就労ビザとは?種類・申請手続き・注意点まで中小企業向けにやさしく解説


はじめに|なぜ今「就労ビザ」の理解が重要なのか?

人手不足が深刻化する中、中小企業では「求人を出しても応募がない」「若手が集まらない」といった課題が広がっています。その解決策のひとつとして注目されているのが、外国人材の採用です。

外国人を雇用するうえで避けて通れないのが「就労ビザ(正式名称:就労可能な在留資格)」の取得です。
正しく理解しないまま雇用すると、企業側が「不法就労助長罪」に問われるリスクもあります。


この記事を書いた人

よしもと国際行政書士・社会保険労務士事務所 代表

行政書士・社会保険労務士

吉本 祐樹(Yuki Yoshimoto)


本記事では、外国人雇用が初めての企業の人事担当者や経営者の方に向けて、就労ビザの基本から申請手続き、審査での注意点までを図表付きでやさしく解説します。

「優秀な外国人材を採用したいが、どの就労ビザを取得すればよいのか分からない」
「現在検討している業務内容で就労ビザが取得できるのか知りたい」

といったお悩みをお持ちの方は、ぜひ最後までお読みください。

就労ビザとは?ビザと在留資格の違い

「就労ビザ」という言葉は一般的によく使われますが、実はこれは正式な名称ではありません。正確には「就労が認められる在留資格」や「就労系の在留資格」と呼ばれ、日本で働くことを目的として外国人に許可される在留資格を指します。

外国人が合法的に日本で働くためには、その仕事内容に適した就労ビザを取得する必要があります。

重要なポイントは、就労ビザは「どのような仕事でも自由に働ける」わけではなく、取得した在留資格の範囲内でのみ就労が可能だということです。

ビザと在留資格の違い

外国人を雇用する企業の方であれば、「ビザ」や「在留資格」という言葉を耳にしたことがあると思います。この二つは同じものではなく、異なる意味を持っています。

項目ビザ(査証)在留資格
目的入国の推薦状滞在中の活動内容を示す
発行元日本大使館・領事館出入国在留管理庁
必要となるタイミング入国前入国後・滞在中

ビザ(査証)とは

ビザとは、外国人が日本に入国するために必要な「推薦状」のようなものです。海外の日本大使館や総領事館が発給し、その外国人の入国が差し支えないと日本政府が判断したことを示す書類です。

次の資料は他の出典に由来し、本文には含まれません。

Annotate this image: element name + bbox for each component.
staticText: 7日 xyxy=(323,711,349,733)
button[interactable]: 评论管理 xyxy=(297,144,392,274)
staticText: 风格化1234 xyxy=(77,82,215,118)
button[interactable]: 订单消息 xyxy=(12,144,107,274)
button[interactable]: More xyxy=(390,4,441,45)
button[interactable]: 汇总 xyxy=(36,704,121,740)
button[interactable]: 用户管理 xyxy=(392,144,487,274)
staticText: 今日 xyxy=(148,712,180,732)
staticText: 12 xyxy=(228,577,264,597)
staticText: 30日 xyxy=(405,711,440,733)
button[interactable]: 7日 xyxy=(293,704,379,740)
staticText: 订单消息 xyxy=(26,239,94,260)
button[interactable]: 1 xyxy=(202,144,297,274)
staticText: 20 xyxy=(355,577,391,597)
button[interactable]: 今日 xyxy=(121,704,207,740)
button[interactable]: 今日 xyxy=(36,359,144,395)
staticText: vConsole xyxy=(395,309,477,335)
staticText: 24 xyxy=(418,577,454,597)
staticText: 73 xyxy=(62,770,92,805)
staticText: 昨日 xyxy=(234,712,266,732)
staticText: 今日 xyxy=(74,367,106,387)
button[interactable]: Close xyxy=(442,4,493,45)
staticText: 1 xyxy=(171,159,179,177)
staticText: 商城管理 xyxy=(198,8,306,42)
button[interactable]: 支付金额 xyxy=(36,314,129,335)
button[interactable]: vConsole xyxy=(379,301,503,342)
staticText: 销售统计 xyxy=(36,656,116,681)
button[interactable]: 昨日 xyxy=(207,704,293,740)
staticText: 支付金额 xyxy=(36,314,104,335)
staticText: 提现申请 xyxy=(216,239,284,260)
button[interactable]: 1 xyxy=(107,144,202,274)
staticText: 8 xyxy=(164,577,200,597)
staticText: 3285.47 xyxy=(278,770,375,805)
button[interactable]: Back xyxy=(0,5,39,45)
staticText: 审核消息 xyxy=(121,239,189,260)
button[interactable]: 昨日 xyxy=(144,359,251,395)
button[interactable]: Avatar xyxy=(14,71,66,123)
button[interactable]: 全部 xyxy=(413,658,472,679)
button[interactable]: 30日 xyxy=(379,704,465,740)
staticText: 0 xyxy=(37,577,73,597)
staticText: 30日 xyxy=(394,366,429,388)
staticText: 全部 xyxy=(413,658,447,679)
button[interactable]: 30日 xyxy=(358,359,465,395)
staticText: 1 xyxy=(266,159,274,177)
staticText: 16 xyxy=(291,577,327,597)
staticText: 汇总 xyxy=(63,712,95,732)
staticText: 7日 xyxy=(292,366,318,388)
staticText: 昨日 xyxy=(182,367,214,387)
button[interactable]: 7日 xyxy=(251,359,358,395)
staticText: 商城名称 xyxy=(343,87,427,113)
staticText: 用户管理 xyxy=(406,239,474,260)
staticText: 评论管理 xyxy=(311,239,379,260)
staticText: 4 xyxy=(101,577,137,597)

ただし、ビザはあくまでも「入国の推薦状」に過ぎず、日本への上陸を保証するものではありません。実際に日本に到着した際には、空港などで入国審査官によって最終的な上陸許可が与えられます。

在留資格とは

在留資格とは、日本に滞在する外国人がどのような活動を行うことが認められているか、またはどのような身分に基づいて滞在しているかを示す法的な地位です。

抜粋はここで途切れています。